It’s almost become law that every company in the software industry must loudly claim to be some degree of “customer-centric.” You’ll also find companies make a slightly softer stance of being customer “focused,” while others decide to go all-in and tout their customer-obsession.
No matter what verbiage your company uses, it’s only by being truly data-driven that any degree of customer-centricity can be proven.
The reality for many companies is that data is merely viewed as a byproduct—something generated and stored but rarely utilized to its full potential. This is unfortunate since so much of the data we collect can serve as a critical asset for driving product development, increasing feature adoption, and enhancing user experience. Let’s look at how software companies can better utilize data, drawing parallels with Netflix’s inspirational approach.
The Netflix Model: A Masterclass in Data Utilization
Netflix has set a high bar when it comes to leveraging customer data. They employ sophisticated algorithms and machine learning models to analyze a multitude of data points used to make better-informed business decisions, provide targeted recommendations, and deliver insights into their content creation pipeline. This is true customer-centricity, or “obsession,” if you will.
For those interested in the technicalities, Netflix’s engineering blog and published research on their recommendation engine provide insights into their impressive approach. Their commitment to using data for customer satisfaction serves as a compelling example for software companies in any industry.
While most companies may never have their own algorithms and machine learning models that would stand up in complexity or performance to those found at Netflix, those also aren’t required to deliver a memorable, personalized experience for your customers.
Data Points: Beyond the Obvious
In the software industry, particularly in the engineering, testing, and developer visibility space, we have access to a wealth of data that often goes underutilized. This includes not just user interaction metrics but also API call logs, error reports, and performance metrics. Moreover, there are less obvious data points being collected outside of engineering. Everything from the details within customer support tickets, product feature requests, UX beta testing/research, and even marketing surveys—all of which contain information that any team could find valuable.
For instance, API call logs can reveal how often certain features are being accessed and in what sequence, offering clues to user workflows that may not be immediately apparent. Error reports can be a goldmine for understanding not only what broke but also what might break or simply what’s causing an uptick in wait time, user frustration, or feature abandonment.
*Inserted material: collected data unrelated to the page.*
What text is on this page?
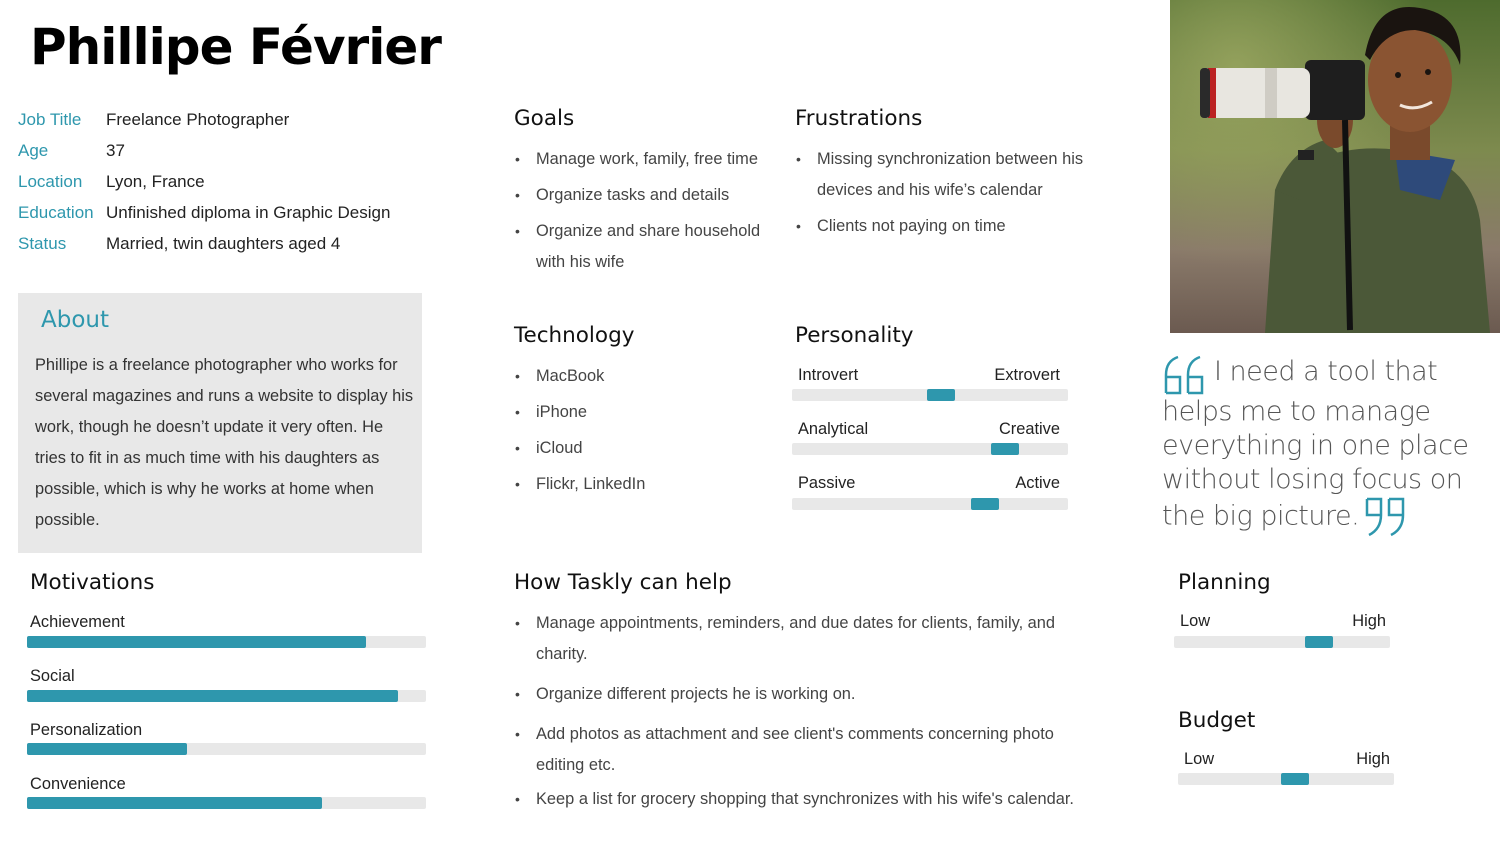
Phillipe Février
Job Title	Freelance Photographer
Age	37
Location	Lyon, France
Education Unfinished diploma in Graphic Design
Status	Married, twin daughters aged 4
About

Phillipe is a freelance photographer who works for several magazines and runs a website to display his work, though he doesn’t update it very often. He tries to fit in as much time with his daughters as possible, which is why he works at home when possible.

Goals
• Manage work, family, free time
• Organize tasks and details
• Organize and share household with his wife
Frustrations
• Missing synchronization between his devices and his wife’s calendar
• Clients not paying on time
Technology
• MacBook
• iPhone
• iCloud
• Flickr, LinkedIn
Personality
Introvert	Extrovert
Analytical	Creative
Passive	Active
Motivations
Achievement
Social
Personalization
Convenience
How Taskly can help
• Manage appointments, reminders, and due dates for clients, family, and charity.
• Organize different projects he is working on.
• Add photos as attachment and see client's comments concerning photo editing etc.
• Keep a list for grocery shopping that synchronizes with his wife's calendar.
I need a tool that helps me to manage everything in one place without losing focus on the big picture.
Planning
Low	High
Budget
Low	High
Customer support tickets often contain nuggets of information about what users wish the software could do, which can be a rich source of inspiration for future development. Feature requests, often relegated to a backlog, can be prioritized based on how often similar requests come in or how they align with the data on feature usage. UX and marketing research often contains data that lives outside of numbers but within equally important, emotion-capturing user stories.
The problem isn’t that businesses aren’t collecting enough data or even that they aren’t using the data they’re collecting. The problem is thinking too small about who else in your org could do something impactful with that data if only the team who collected it had thought to share it.
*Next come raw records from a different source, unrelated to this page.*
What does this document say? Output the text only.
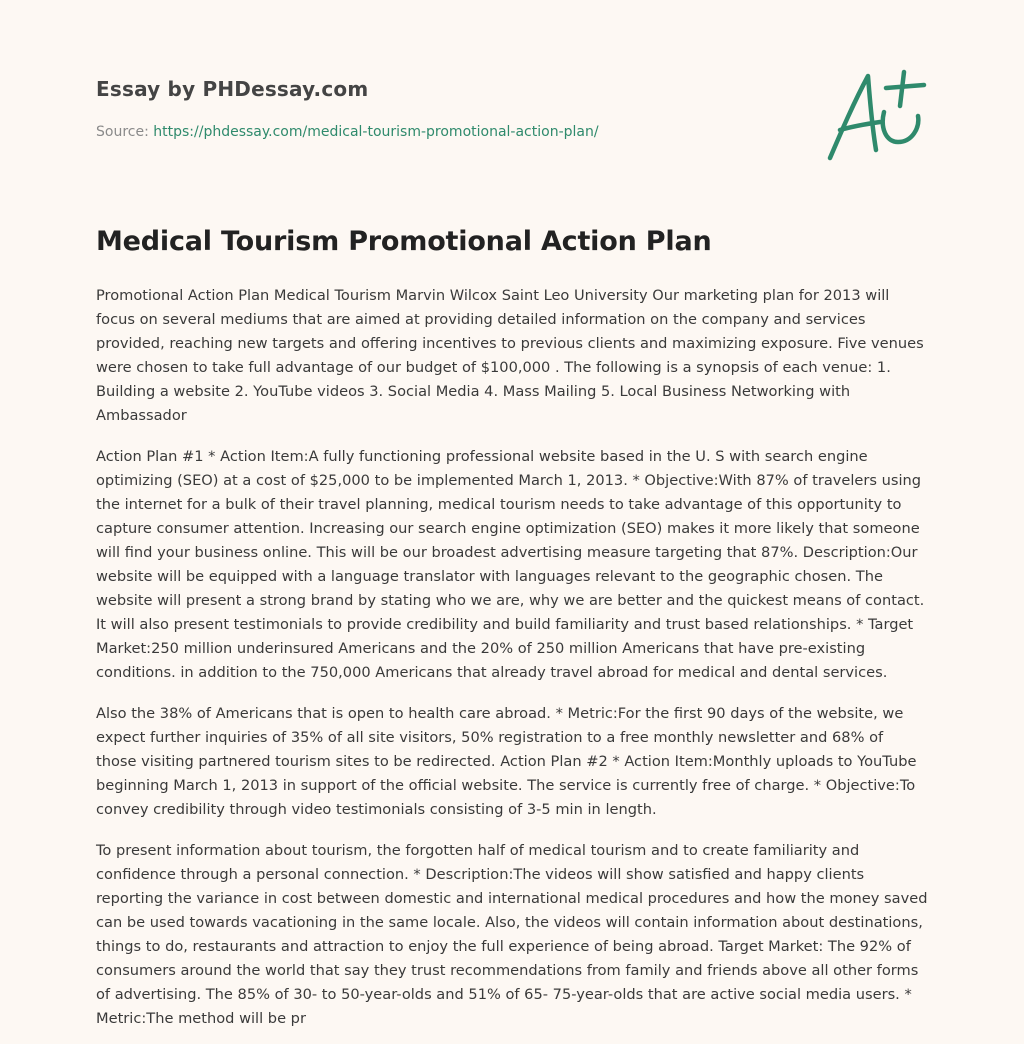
Essay by PHDessay.com
Source: https://phdessay.com/medical-tourism-promotional-action-plan/
Medical Tourism Promotional Action Plan

Promotional Action Plan Medical Tourism Marvin Wilcox Saint Leo University Our marketing plan for 2013 will focus on several mediums that are aimed at providing detailed information on the company and services provided, reaching new targets and offering incentives to previous clients and maximizing exposure. Five venues were chosen to take full advantage of our budget of $100,000 . The following is a synopsis of each venue: 1. Building a website 2. YouTube videos 3. Social Media 4. Mass Mailing 5. Local Business Networking with Ambassador

Action Plan #1 * Action Item:A fully functioning professional website based in the U. S with search engine optimizing (SEO) at a cost of $25,000 to be implemented March 1, 2013. * Objective:With 87% of travelers using the internet for a bulk of their travel planning, medical tourism needs to take advantage of this opportunity to capture consumer attention. Increasing our search engine optimization (SEO) makes it more likely that someone will find your business online. This will be our broadest advertising measure targeting that 87%. Description:Our website will be equipped with a language translator with languages relevant to the geographic chosen. The website will present a strong brand by stating who we are, why we are better and the quickest means of contact. It will also present testimonials to provide credibility and build familiarity and trust based relationships. * Target Market:250 million underinsured Americans and the 20% of 250 million Americans that have pre-existing conditions. in addition to the 750,000 Americans that already travel abroad for medical and dental services.

Also the 38% of Americans that is open to health care abroad. * Metric:For the first 90 days of the website, we expect further inquiries of 35% of all site visitors, 50% registration to a free monthly newsletter and 68% of those visiting partnered tourism sites to be redirected. Action Plan #2 * Action Item:Monthly uploads to YouTube beginning March 1, 2013 in support of the official website. The service is currently free of charge. * Objective:To convey credibility through video testimonials consisting of 3-5 min in length.

To present information about tourism, the forgotten half of medical tourism and to create familiarity and confidence through a personal connection. * Description:The videos will show satisfied and happy clients reporting the variance in cost between domestic and international medical procedures and how the money saved can be used towards vacationing in the same locale. Also, the videos will contain information about destinations, things to do, restaurants and attraction to enjoy the full experience of being abroad. Target Market: The 92% of consumers around the world that say they trust recommendations from family and friends above all other forms of advertising. The 85% of 30- to 50-year-olds and 51% of 65- 75-year-olds that are active social media users. * Metric:The method will be pr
Cross-Functional Data Sharing
One of the challenges in effective data utilization is the siloed nature of departments. Sales, Marketing, Customer Support, and Engineering often operate in isolation, and each can often be found sitting on a mountain of mutually beneficial data.
While new technical solutions may be required to enable “sharing at scale,” it’s far from the first step to making this a reality in your org. The first step is fostering a culture of openness and a shared responsibility to your customers and just as importantly, to each other as coworkers. Coworkers who aren’t necessarily looking for more meetings but who would never turn down more meaningful interactions.
Teams can set up regular but brief check-ins where the focus is on sharing key data insights that have led to successful outcomes. Another approach is to create cross-departmental working groups that are focused on specific customer-centric goals. These groups can serve as conduits for data sharing and collaborative problem-solving.
The key to successful cross-functional data sharing is not just the act of sharing but also the follow-through. When teams are informed that the data they shared had a tangible, positive impact, they are more likely to continue sharing, and with greater numbers of people and teams in your org. These wins should obviously be shared by the teams that were involved, but sharing those wins with your entire company at something like a regular “all-hands” or “town hall” event is an even better idea.
Employee-centric orgs deliver customer-centric releases
Data is not just a byproduct of your customer’s interactions with your software or your brand—just ask Netflix. It’s a goldmine of insights that every customer-centric team can leverage to elevate customer experience to an art form.